The New Worker
The Weekly paper of the New Communist Party of Britain
Week commencing 23rd January 2015
Fierce fighting continues in eastern Ukraine as anti-fascist partisan forces battle to stave off yet another offensive by the puppet regime in Kiev. Ukrainian artillery is pounding civilian areas in Donetsk and other towns in the two people’s republics of Novorossiya for the past week. But Ukrainian attacks to regain control of Donetsk airport have been rebuffed.

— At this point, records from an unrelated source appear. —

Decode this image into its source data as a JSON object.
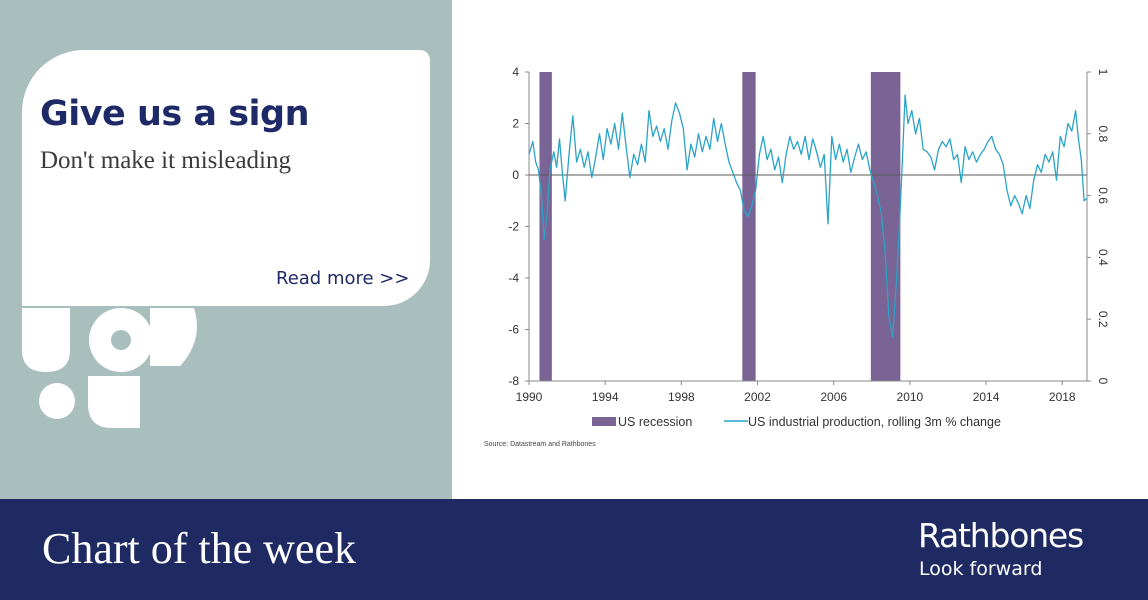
{
  "promo": {
    "headline": "Give us a sign",
    "subheadline": "Don't make it misleading",
    "read_more": "Read more >>"
  },
  "footer": {
    "title": "Chart of the week",
    "brand": "Rathbones",
    "tagline": "Look forward"
  },
  "colors": {
    "navy": "#1f2a63",
    "panel_grey": "#a9bfbd",
    "recession": "#7a6496",
    "line": "#2aa3c6"
  },
  "chart_data": {
    "type": "line",
    "title": "",
    "source": "Source: Datastream and Rathbones",
    "x_range": [
      1990,
      2019.3
    ],
    "x_ticks": [
      1990,
      1994,
      1998,
      2002,
      2006,
      2010,
      2014,
      2018
    ],
    "y_left_range": [
      -8,
      4
    ],
    "y_left_ticks": [
      4,
      2,
      0,
      -2,
      -4,
      -6,
      -8
    ],
    "y_right_range": [
      0,
      1
    ],
    "y_right_ticks": [
      "1",
      "0.8",
      "0.6",
      "0.4",
      "0.2",
      "0"
    ],
    "grid": false,
    "legend_position": "bottom",
    "series": [
      {
        "name": "US recession",
        "type": "bar",
        "axis": "right",
        "periods": [
          {
            "start": 1990.55,
            "end": 1991.2
          },
          {
            "start": 2001.2,
            "end": 2001.9
          },
          {
            "start": 2007.95,
            "end": 2009.5
          }
        ]
      },
      {
        "name": "US industrial production, rolling 3m % change",
        "type": "line",
        "axis": "left",
        "points": [
          [
            1990.0,
            0.8
          ],
          [
            1990.2,
            1.3
          ],
          [
            1990.35,
            0.5
          ],
          [
            1990.5,
            0.2
          ],
          [
            1990.65,
            -0.8
          ],
          [
            1990.8,
            -2.5
          ],
          [
            1990.95,
            -1.5
          ],
          [
            1991.1,
            0.2
          ],
          [
            1991.3,
            0.9
          ],
          [
            1991.45,
            0.3
          ],
          [
            1991.6,
            1.4
          ],
          [
            1991.75,
            0.1
          ],
          [
            1991.9,
            -1.0
          ],
          [
            1992.1,
            0.8
          ],
          [
            1992.3,
            2.3
          ],
          [
            1992.5,
            0.5
          ],
          [
            1992.7,
            1.0
          ],
          [
            1992.9,
            0.3
          ],
          [
            1993.1,
            0.9
          ],
          [
            1993.3,
            -0.1
          ],
          [
            1993.5,
            0.7
          ],
          [
            1993.7,
            1.6
          ],
          [
            1993.9,
            0.6
          ],
          [
            1994.1,
            1.8
          ],
          [
            1994.3,
            1.2
          ],
          [
            1994.5,
            2.0
          ],
          [
            1994.7,
            1.0
          ],
          [
            1994.9,
            2.4
          ],
          [
            1995.1,
            1.1
          ],
          [
            1995.3,
            -0.1
          ],
          [
            1995.5,
            0.8
          ],
          [
            1995.7,
            0.4
          ],
          [
            1995.9,
            1.2
          ],
          [
            1996.1,
            0.5
          ],
          [
            1996.3,
            2.5
          ],
          [
            1996.5,
            1.5
          ],
          [
            1996.7,
            1.9
          ],
          [
            1996.9,
            1.3
          ],
          [
            1997.1,
            1.8
          ],
          [
            1997.3,
            1.0
          ],
          [
            1997.5,
            2.1
          ],
          [
            1997.7,
            2.8
          ],
          [
            1997.9,
            2.4
          ],
          [
            1998.1,
            1.8
          ],
          [
            1998.3,
            0.2
          ],
          [
            1998.5,
            1.2
          ],
          [
            1998.7,
            0.7
          ],
          [
            1998.9,
            1.6
          ],
          [
            1999.1,
            0.9
          ],
          [
            1999.3,
            1.5
          ],
          [
            1999.5,
            1.0
          ],
          [
            1999.7,
            2.2
          ],
          [
            1999.9,
            1.3
          ],
          [
            2000.1,
            2.0
          ],
          [
            2000.3,
            1.2
          ],
          [
            2000.5,
            0.5
          ],
          [
            2000.7,
            0.1
          ],
          [
            2000.9,
            -0.3
          ],
          [
            2001.1,
            -0.6
          ],
          [
            2001.3,
            -1.4
          ],
          [
            2001.5,
            -1.6
          ],
          [
            2001.7,
            -1.2
          ],
          [
            2001.9,
            -0.6
          ],
          [
            2002.1,
            0.8
          ],
          [
            2002.3,
            1.5
          ],
          [
            2002.5,
            0.6
          ],
          [
            2002.7,
            1.0
          ],
          [
            2002.9,
            0.2
          ],
          [
            2003.1,
            0.7
          ],
          [
            2003.3,
            -0.3
          ],
          [
            2003.5,
            0.8
          ],
          [
            2003.7,
            1.5
          ],
          [
            2003.9,
            1.0
          ],
          [
            2004.1,
            1.3
          ],
          [
            2004.3,
            0.8
          ],
          [
            2004.5,
            1.5
          ],
          [
            2004.7,
            0.6
          ],
          [
            2004.9,
            1.4
          ],
          [
            2005.1,
            0.9
          ],
          [
            2005.3,
            0.3
          ],
          [
            2005.5,
            0.8
          ],
          [
            2005.7,
            -1.9
          ],
          [
            2005.9,
            1.5
          ],
          [
            2006.1,
            0.6
          ],
          [
            2006.3,
            1.2
          ],
          [
            2006.5,
            0.5
          ],
          [
            2006.7,
            1.0
          ],
          [
            2006.9,
            0.1
          ],
          [
            2007.1,
            0.7
          ],
          [
            2007.3,
            1.2
          ],
          [
            2007.5,
            0.6
          ],
          [
            2007.7,
            0.9
          ],
          [
            2007.9,
            0.2
          ],
          [
            2008.1,
            -0.3
          ],
          [
            2008.3,
            -0.8
          ],
          [
            2008.5,
            -1.5
          ],
          [
            2008.7,
            -3.0
          ],
          [
            2008.9,
            -5.5
          ],
          [
            2009.1,
            -6.3
          ],
          [
            2009.3,
            -4.0
          ],
          [
            2009.45,
            -2.0
          ],
          [
            2009.6,
            0.5
          ],
          [
            2009.75,
            3.1
          ],
          [
            2009.9,
            2.0
          ],
          [
            2010.1,
            2.5
          ],
          [
            2010.3,
            1.6
          ],
          [
            2010.5,
            2.2
          ],
          [
            2010.7,
            1.0
          ],
          [
            2010.9,
            0.9
          ],
          [
            2011.1,
            0.7
          ],
          [
            2011.3,
            0.2
          ],
          [
            2011.5,
            1.0
          ],
          [
            2011.7,
            1.3
          ],
          [
            2011.9,
            1.1
          ],
          [
            2012.1,
            1.4
          ],
          [
            2012.3,
            0.6
          ],
          [
            2012.5,
            0.8
          ],
          [
            2012.7,
            -0.3
          ],
          [
            2012.9,
            1.1
          ],
          [
            2013.1,
            0.6
          ],
          [
            2013.3,
            0.9
          ],
          [
            2013.5,
            0.5
          ],
          [
            2013.7,
            0.8
          ],
          [
            2013.9,
            1.0
          ],
          [
            2014.1,
            1.3
          ],
          [
            2014.3,
            1.5
          ],
          [
            2014.5,
            1.0
          ],
          [
            2014.7,
            0.8
          ],
          [
            2014.9,
            0.4
          ],
          [
            2015.1,
            -0.6
          ],
          [
            2015.3,
            -1.2
          ],
          [
            2015.5,
            -0.8
          ],
          [
            2015.7,
            -1.1
          ],
          [
            2015.9,
            -1.5
          ],
          [
            2016.1,
            -0.8
          ],
          [
            2016.3,
            -1.3
          ],
          [
            2016.5,
            -0.2
          ],
          [
            2016.7,
            0.4
          ],
          [
            2016.9,
            0.1
          ],
          [
            2017.1,
            0.8
          ],
          [
            2017.3,
            0.5
          ],
          [
            2017.5,
            0.9
          ],
          [
            2017.7,
            -0.2
          ],
          [
            2017.9,
            1.5
          ],
          [
            2018.1,
            1.1
          ],
          [
            2018.3,
            2.0
          ],
          [
            2018.5,
            1.7
          ],
          [
            2018.7,
            2.5
          ],
          [
            2018.85,
            1.4
          ],
          [
            2019.0,
            0.6
          ],
          [
            2019.15,
            -1.0
          ],
          [
            2019.3,
            -0.9
          ]
        ]
      }
    ]
  }
}
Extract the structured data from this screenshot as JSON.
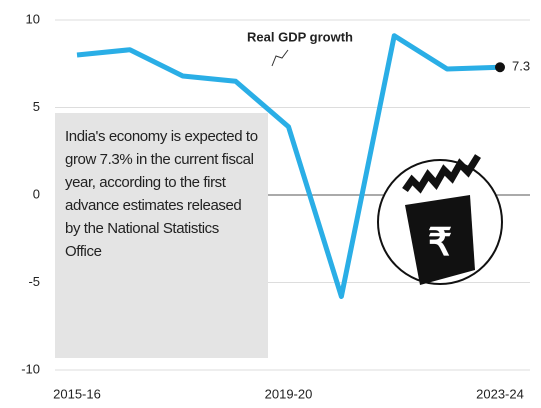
{
  "chart_data": {
    "type": "line",
    "categories": [
      "2015-16",
      null,
      null,
      null,
      "2019-20",
      null,
      null,
      null,
      "2023-24"
    ],
    "series": [
      {
        "name": "Real GDP growth",
        "color": "#2aaee6",
        "values": [
          8.0,
          8.3,
          6.8,
          6.5,
          3.9,
          -5.8,
          9.1,
          7.2,
          7.3
        ]
      }
    ],
    "ylim": [
      -10,
      10
    ],
    "yticks": [
      -10,
      -5,
      0,
      5,
      10
    ],
    "grid": true,
    "annotations": [
      "India's economy is expected to grow 7.3% in the current fiscal year, according to the first advance estimates released by the National Statistics Office"
    ]
  }
}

On other parts of the front resistance forces have taken strategic villages near the fascist- held port of Mariupol and in Fascist MP Dmytro Yarosh, the leader of the neo-nazi Right Sector party was wounded in the fighting on the outskirts of the airport on Wednesday. The commander of the Ukrainian Army’s 93rd brigade was taken prisoner, along with some of his men, by Commander Arseny “Motorola” Pavlov, the leader of the Sparta Battalion partisans.

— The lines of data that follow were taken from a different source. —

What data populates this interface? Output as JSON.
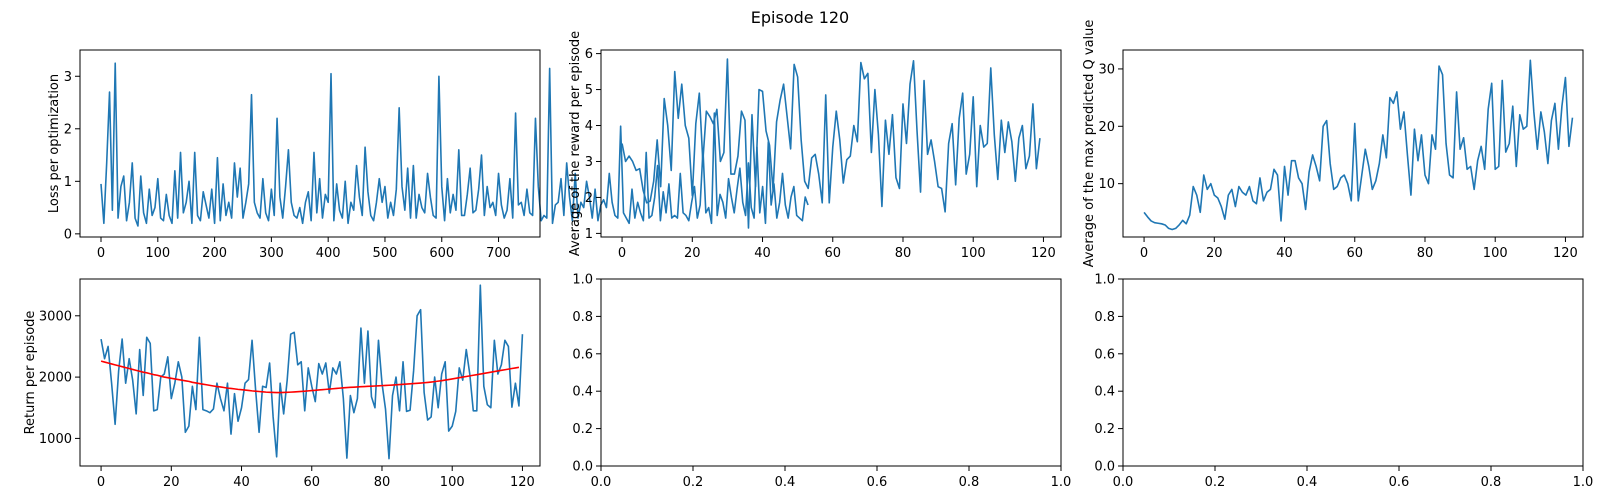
{
  "figure": {
    "title": "Episode 120"
  },
  "chart_data": [
    {
      "id": "loss",
      "type": "line",
      "ylabel": "Loss per optimization",
      "xlim": [
        -37,
        773
      ],
      "ylim": [
        -0.06,
        3.5
      ],
      "xticks": [
        0,
        100,
        200,
        300,
        400,
        500,
        600,
        700
      ],
      "yticks": [
        0,
        1,
        2,
        3
      ],
      "grid": false,
      "series": [
        {
          "color": "#1f77b4",
          "x_start": 0,
          "x_step": 5,
          "values": [
            0.95,
            0.2,
            1.35,
            2.7,
            0.45,
            3.25,
            0.3,
            0.9,
            1.1,
            0.25,
            0.6,
            1.35,
            0.3,
            0.15,
            1.1,
            0.4,
            0.2,
            0.85,
            0.35,
            0.5,
            1.05,
            0.3,
            0.25,
            0.75,
            0.35,
            0.2,
            1.2,
            0.3,
            1.55,
            0.4,
            0.6,
            1.0,
            0.2,
            1.55,
            0.35,
            0.25,
            0.8,
            0.55,
            0.3,
            0.85,
            0.2,
            1.45,
            0.25,
            0.95,
            0.35,
            0.6,
            0.3,
            1.35,
            0.7,
            1.25,
            0.3,
            0.6,
            0.95,
            2.65,
            0.6,
            0.4,
            0.3,
            1.05,
            0.4,
            0.25,
            0.85,
            0.35,
            2.2,
            0.7,
            0.3,
            0.9,
            1.6,
            0.6,
            0.35,
            0.3,
            0.5,
            0.2,
            0.6,
            0.8,
            0.25,
            1.55,
            0.4,
            1.05,
            0.3,
            0.75,
            0.6,
            3.05,
            0.25,
            0.95,
            0.45,
            0.3,
            1.0,
            0.2,
            0.6,
            0.45,
            1.3,
            0.7,
            0.35,
            1.65,
            0.8,
            0.35,
            0.25,
            0.6,
            1.05,
            0.6,
            0.9,
            0.3,
            0.6,
            0.35,
            0.85,
            2.4,
            0.9,
            0.45,
            1.25,
            0.3,
            1.3,
            0.3,
            0.75,
            0.5,
            0.4,
            1.15,
            0.7,
            0.35,
            0.3,
            3.0,
            0.9,
            0.25,
            1.05,
            0.4,
            0.75,
            0.45,
            1.6,
            0.35,
            0.35,
            0.75,
            1.25,
            0.4,
            0.45,
            0.85,
            1.5,
            0.35,
            0.9,
            0.5,
            0.6,
            0.35,
            1.15,
            0.55,
            0.3,
            0.45,
            1.05,
            0.3,
            2.3,
            0.55,
            0.6,
            0.35,
            0.85,
            0.4,
            0.35,
            2.2,
            0.9,
            0.25,
            0.35,
            0.3,
            3.15,
            0.2,
            0.55,
            0.6,
            1.05,
            0.35,
            1.35,
            0.7,
            0.25,
            1.15,
            0.3,
            0.6,
            0.5,
            1.0,
            0.7,
            0.3,
            0.85,
            0.25,
            0.55,
            0.65,
            0.5,
            1.15,
            0.6,
            0.35,
            0.3,
            2.05,
            0.4,
            0.3,
            0.2,
            0.85,
            0.3,
            0.6,
            0.4,
            0.25,
            1.55,
            0.3,
            0.35,
            0.7,
            1.3,
            0.25,
            0.8,
            0.4,
            0.95,
            0.3,
            0.35,
            0.3,
            1.15,
            0.4,
            0.35,
            0.25,
            0.6,
            0.9,
            0.3,
            0.55,
            1.6,
            0.4,
            0.5,
            0.2,
            2.3,
            0.35,
            0.75,
            0.6,
            0.3,
            1.05,
            0.7,
            0.4,
            0.85,
            1.25,
            0.6,
            0.35,
            1.35,
            0.5,
            0.3,
            1.65,
            0.4,
            0.9,
            0.2,
            1.75,
            0.55,
            0.95,
            0.3,
            0.6,
            1.15,
            0.55,
            0.3,
            0.7,
            0.9,
            0.35,
            0.3,
            0.25,
            0.7,
            0.55
          ]
        }
      ]
    },
    {
      "id": "reward",
      "type": "line",
      "ylabel": "Average of the reward per episode",
      "xlim": [
        -6,
        125
      ],
      "ylim": [
        0.9,
        6.1
      ],
      "xticks": [
        0,
        20,
        40,
        60,
        80,
        100,
        120
      ],
      "yticks": [
        1,
        2,
        3,
        4,
        5,
        6
      ],
      "grid": false,
      "series": [
        {
          "color": "#1f77b4",
          "x_start": 0,
          "x_step": 1,
          "values": [
            3.5,
            3.0,
            3.15,
            3.0,
            2.75,
            2.8,
            2.2,
            1.85,
            1.9,
            2.45,
            3.6,
            2.3,
            4.75,
            4.0,
            2.75,
            5.5,
            4.2,
            5.15,
            4.0,
            3.65,
            2.05,
            4.05,
            4.9,
            3.0,
            4.4,
            4.25,
            4.05,
            4.45,
            3.0,
            3.25,
            5.85,
            2.65,
            2.65,
            3.15,
            4.4,
            4.15,
            1.15,
            4.3,
            2.3,
            5.0,
            4.95,
            3.85,
            3.45,
            2.2,
            4.1,
            4.7,
            5.15,
            4.25,
            3.35,
            5.7,
            5.35,
            3.6,
            2.45,
            2.25,
            3.1,
            3.2,
            2.65,
            1.85,
            4.85,
            1.85,
            3.4,
            4.4,
            3.6,
            2.4,
            3.05,
            3.15,
            4.0,
            3.55,
            5.75,
            5.3,
            5.45,
            3.25,
            5.0,
            3.75,
            1.75,
            4.15,
            3.2,
            4.3,
            2.55,
            2.25,
            4.6,
            3.5,
            5.15,
            5.8,
            3.85,
            2.15,
            5.25,
            3.2,
            3.6,
            3.0,
            2.3,
            2.25,
            1.6,
            3.5,
            4.05,
            2.35,
            4.2,
            4.9,
            2.65,
            3.2,
            4.8,
            2.3,
            4.0,
            3.4,
            3.5,
            5.6,
            3.75,
            2.5,
            4.15,
            3.25,
            4.1,
            3.55,
            2.45,
            3.65,
            4.0,
            2.8,
            3.15,
            4.6,
            2.8,
            3.65
          ]
        }
      ]
    },
    {
      "id": "maxq",
      "type": "line",
      "ylabel": "Average of the max predicted Q value",
      "xlim": [
        -6,
        125
      ],
      "ylim": [
        0.7,
        33.3
      ],
      "xticks": [
        0,
        20,
        40,
        60,
        80,
        100,
        120
      ],
      "yticks": [
        10,
        20,
        30
      ],
      "grid": false,
      "series": [
        {
          "color": "#1f77b4",
          "x_start": 0,
          "x_step": 1,
          "values": [
            5.0,
            4.2,
            3.5,
            3.2,
            3.1,
            3.0,
            2.8,
            2.2,
            2.0,
            2.2,
            2.8,
            3.6,
            3.0,
            4.5,
            9.5,
            8.0,
            5.0,
            11.5,
            9.0,
            10.0,
            8.0,
            7.5,
            6.0,
            3.8,
            8.0,
            9.0,
            6.0,
            9.5,
            8.5,
            8.0,
            9.5,
            7.0,
            6.5,
            11.0,
            7.0,
            8.5,
            9.0,
            12.5,
            11.5,
            3.5,
            13.0,
            8.0,
            14.0,
            14.0,
            11.0,
            10.0,
            5.5,
            12.0,
            15.0,
            13.0,
            10.5,
            20.0,
            21.0,
            13.5,
            9.0,
            9.5,
            11.0,
            11.5,
            10.0,
            7.0,
            20.5,
            7.0,
            11.5,
            16.0,
            13.0,
            9.0,
            10.5,
            13.5,
            18.5,
            14.5,
            25.0,
            24.0,
            26.0,
            19.5,
            22.5,
            15.0,
            8.0,
            19.5,
            14.0,
            18.5,
            11.5,
            10.0,
            18.5,
            16.0,
            30.5,
            29.0,
            17.0,
            11.5,
            11.0,
            26.0,
            16.0,
            18.0,
            12.5,
            13.0,
            9.0,
            14.0,
            16.5,
            12.5,
            23.0,
            27.5,
            12.5,
            13.0,
            28.0,
            15.5,
            17.0,
            23.5,
            13.0,
            22.0,
            19.5,
            20.0,
            31.5,
            22.5,
            16.0,
            22.5,
            19.0,
            13.5,
            21.0,
            24.0,
            16.0,
            23.5,
            28.5,
            16.5,
            21.5
          ]
        }
      ]
    },
    {
      "id": "return",
      "type": "line",
      "ylabel": "Return per episode",
      "xlim": [
        -6,
        125
      ],
      "ylim": [
        550,
        3600
      ],
      "xticks": [
        0,
        20,
        40,
        60,
        80,
        100,
        120
      ],
      "yticks": [
        1000,
        2000,
        3000
      ],
      "grid": false,
      "series": [
        {
          "color": "#1f77b4",
          "x_start": 0,
          "x_step": 1,
          "values": [
            2620,
            2300,
            2500,
            1900,
            1230,
            2100,
            2620,
            1900,
            2300,
            1950,
            1400,
            2450,
            1700,
            2650,
            2550,
            1450,
            1470,
            2000,
            2050,
            2330,
            1650,
            1900,
            2250,
            2000,
            1100,
            1200,
            1850,
            1470,
            2650,
            1470,
            1450,
            1420,
            1480,
            1900,
            1650,
            1450,
            1900,
            1070,
            1730,
            1280,
            1500,
            1900,
            1960,
            2600,
            1800,
            1100,
            1850,
            1830,
            2230,
            1350,
            700,
            1900,
            1400,
            1950,
            2700,
            2730,
            2200,
            2250,
            1450,
            2150,
            1850,
            1600,
            2220,
            2050,
            2230,
            1740,
            2150,
            2050,
            2250,
            1650,
            680,
            1700,
            1420,
            1650,
            2800,
            1900,
            2750,
            1680,
            1500,
            2600,
            1900,
            1480,
            670,
            1700,
            2000,
            1450,
            2250,
            1440,
            1460,
            2100,
            3000,
            3100,
            1750,
            1300,
            1350,
            2000,
            1500,
            2050,
            2250,
            1120,
            1200,
            1440,
            2150,
            1950,
            2450,
            2050,
            1450,
            1450,
            3500,
            1850,
            1550,
            1500,
            2600,
            2050,
            2200,
            2600,
            2500,
            1510,
            1900,
            1530,
            2700
          ]
        },
        {
          "color": "#ff0000",
          "x_start": 0,
          "x_step": 1,
          "values": [
            2260,
            2245,
            2230,
            2215,
            2200,
            2185,
            2170,
            2155,
            2140,
            2125,
            2110,
            2095,
            2080,
            2070,
            2055,
            2040,
            2030,
            2015,
            2000,
            1990,
            1980,
            1970,
            1960,
            1950,
            1940,
            1930,
            1915,
            1905,
            1895,
            1885,
            1875,
            1865,
            1855,
            1845,
            1840,
            1830,
            1820,
            1815,
            1808,
            1800,
            1795,
            1788,
            1782,
            1775,
            1770,
            1765,
            1760,
            1755,
            1752,
            1750,
            1748,
            1748,
            1750,
            1752,
            1755,
            1758,
            1762,
            1766,
            1770,
            1775,
            1780,
            1785,
            1790,
            1795,
            1800,
            1805,
            1810,
            1815,
            1820,
            1825,
            1830,
            1833,
            1836,
            1840,
            1843,
            1846,
            1849,
            1852,
            1855,
            1858,
            1861,
            1864,
            1867,
            1870,
            1874,
            1878,
            1882,
            1886,
            1890,
            1894,
            1898,
            1903,
            1908,
            1913,
            1919,
            1926,
            1934,
            1942,
            1951,
            1960,
            1970,
            1980,
            1990,
            2000,
            2010,
            2020,
            2030,
            2040,
            2050,
            2060,
            2070,
            2080,
            2090,
            2100,
            2110,
            2120,
            2130,
            2140,
            2150,
            2160
          ]
        }
      ]
    },
    {
      "id": "empty1",
      "type": "line",
      "xlim": [
        0,
        1
      ],
      "ylim": [
        0,
        1
      ],
      "xticks": [
        0.0,
        0.2,
        0.4,
        0.6,
        0.8,
        1.0
      ],
      "yticks": [
        0.0,
        0.2,
        0.4,
        0.6,
        0.8,
        1.0
      ],
      "tick_format": "1dp",
      "grid": false,
      "series": []
    },
    {
      "id": "empty2",
      "type": "line",
      "xlim": [
        0,
        1
      ],
      "ylim": [
        0,
        1
      ],
      "xticks": [
        0.0,
        0.2,
        0.4,
        0.6,
        0.8,
        1.0
      ],
      "yticks": [
        0.0,
        0.2,
        0.4,
        0.6,
        0.8,
        1.0
      ],
      "tick_format": "1dp",
      "grid": false,
      "series": []
    }
  ]
}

As usual the Kiev regime is blaming the Russians for their setbacks accusing the Kremlin of sending thousands of Russian troops and armour to Donetsk to beef up its defences while accusing “home-grown traitors” and “pro-Russian elements” of being behind a wave a mysterious bombings of fascist and government buildings in Kharkov, Odessa and Mariupol in the large Ukrainian-Russian belt of the south and east of the country..

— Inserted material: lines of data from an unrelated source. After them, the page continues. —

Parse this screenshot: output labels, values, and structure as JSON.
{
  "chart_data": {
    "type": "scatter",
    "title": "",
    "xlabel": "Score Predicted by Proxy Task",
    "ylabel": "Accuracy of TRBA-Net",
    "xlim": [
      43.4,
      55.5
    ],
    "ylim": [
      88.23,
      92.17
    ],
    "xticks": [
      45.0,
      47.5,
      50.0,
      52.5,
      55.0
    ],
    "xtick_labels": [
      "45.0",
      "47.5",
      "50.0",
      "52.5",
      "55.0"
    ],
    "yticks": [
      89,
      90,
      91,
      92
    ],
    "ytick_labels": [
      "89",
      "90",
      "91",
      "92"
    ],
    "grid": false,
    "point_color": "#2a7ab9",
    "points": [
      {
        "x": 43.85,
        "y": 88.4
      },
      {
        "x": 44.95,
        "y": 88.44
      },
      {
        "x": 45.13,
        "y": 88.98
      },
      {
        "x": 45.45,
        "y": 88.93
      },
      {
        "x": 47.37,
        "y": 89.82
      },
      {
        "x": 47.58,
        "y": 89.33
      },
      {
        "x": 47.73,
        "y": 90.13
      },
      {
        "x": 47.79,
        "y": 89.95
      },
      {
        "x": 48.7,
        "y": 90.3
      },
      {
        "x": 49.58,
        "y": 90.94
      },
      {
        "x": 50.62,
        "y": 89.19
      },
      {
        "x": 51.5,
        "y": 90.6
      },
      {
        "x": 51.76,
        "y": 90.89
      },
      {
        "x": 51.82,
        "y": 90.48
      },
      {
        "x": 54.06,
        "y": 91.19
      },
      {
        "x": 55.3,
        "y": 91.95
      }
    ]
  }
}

Novorossiyan partisans are now in control of Donetsk airport after days of fierce fighting in the ruins of the terminal on the outskirts of the capital of the Donetsk People’s Republic (DPR). Many of the puppet regime’s crack “cyborg” troops have been killed in the battles around the airport which is now completely in the hands of the partisans.
While Donetsk airport is inoperable and has no strategic value one way or another at the moment it clearly had some symbolic importance for the puppet regime, whose offensive was clearly timed to coincide with the capitalists’ world economic forum that meets every year at Davos in Switzerland.
Puppet Ukrainian president Petro Poroshenko may have hoped that renewed fighting would embarrass the Russian leader and help to bag more financial, military and political support for the Nato-backed regime which is on the brink of financial meltdown. But Putin didn’t turn up and sent his deputy premier instead and the Ukrainian oligarch had to cut short his visit to return to Kiev to deal with the crisis following the failure of yet another “punitive” action against the breakaway republics.
Some anti-fascist commanders would clearly like to move on to the offensive against the Ukrainian army and the fascist militias and believe they are being restrained by the Kremlin which provides most of the arms, energy and food supplies for the breakaway republics.
This may well be the case because the Russians clearly are trying to avoid an all-out war in Ukraine, which could easily escalate into open conflict with Nato that could plunge the whole of Europe into turmoil.
The Kremlin is continuing to work for a compromise that would secure the autonomy of the Novorossiyan republics and those in other parts of Ukraine who also want more self-government within the framework of a neutral and genuinely federal Ukrainian republic. A few days ago the Kiev regime felt confident enough to reject a new Russian peace proposal out of hand. Now the Poroshenko regime is calling for a return to the Kremlin- brokered peace agreement that provided for a cease-fire, the withdrawal of all heavy artillery from the front-lines and the Kiev regime’s recognition of the autonomy of the Novorossiyan republics.
Meanwhile the Kiev junta’s move to crush all the country’s remaining communist movements is continuing unabated. Legal proceedings to ban the “activity” of any “communist” party in the Ukrainian parliament began last month designed to force the Ukrainian communist party out of public life and smash its organisation and that of the Union Borotba (Struggle) movement and any other party deemed to be in anyway Marxist. Borotba has called on all their activists to leave their homes and go underground to avoid arrest. But Borotba says: “The junta is getting more cruel. But it’s not because of strength, but out of weakness. The time of victory is not far”.